As John D. Cook says - mainly you're doing this because you care about the direction, not the vector itself. Depending on context, you more than likely don't want / need the magnitude information - just the direction itself. You normalize to strip away the magnitude so that it doesn't skew other calculations, which in turn simplifies many other things.
In terms of AI - imagine you take the vector V between P1(the AI bad guy) and P2 (your hero) as the direction for the bad guy to move. You want the bad guy to move at a speed N per beat - how do you calculate this? Well, we either normalize the vector each beat, multiply by N to figure out how far they moved, or we pre-normalize the direction in the first place, and just multiply the unit vector by N each time - otherwise the bad guy would move further if it were further away from the hero! If the hero doesn't change position, that's one less calculation to worry about.
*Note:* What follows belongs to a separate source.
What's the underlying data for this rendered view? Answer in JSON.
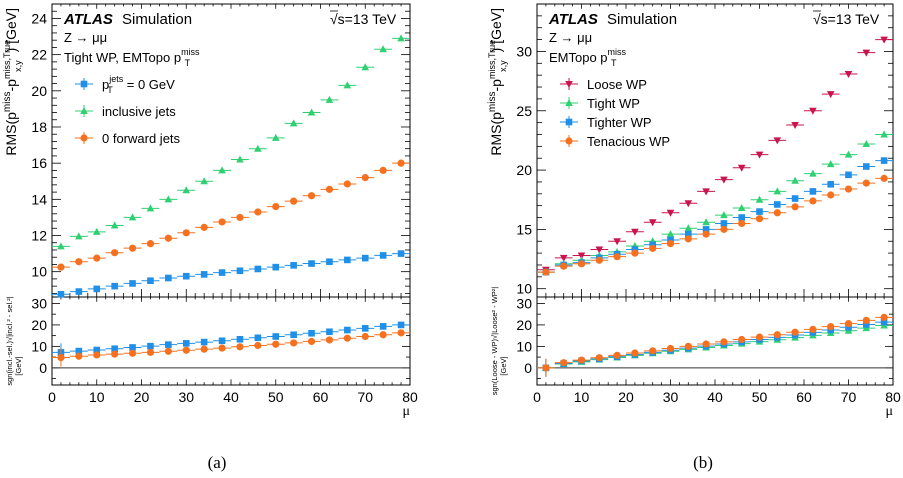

In that context, it's not a big deal - but what if you have a hundred bad guys? Or a thousand? What if your AI needs to deal with combinations of bad guys? Suddenly it's a hundred or thousand normalizations you're saving per beat. Since this is a handful of multiplies and a square root for each, eventually you reach the point where not normalizing the data ahead of time means you're going to kill your AI processing rate.
More broadly - math for this is really common - people are doing here what they do for things like 3D rendering - if you didn't unitize, for instance, the normals for your surfaces, you'd have potentially thousands of normalizations per rendering which are completely unnecessary. You have two options: one - make each function perform the calculation, or two - pre-normalize the data.
From the framework designer's perspective: the latter is inherently faster - if we assume the former, even if your user thinks to normalize the data, they're going to have to go through the same normalization routine OR you're going to have provide two versions of each function, which is a headache. But at the point you're making people think about which version of the function to call, you may as well make them think enough to call the correct one, and only provide it in the first place, making them do the right thing for performance.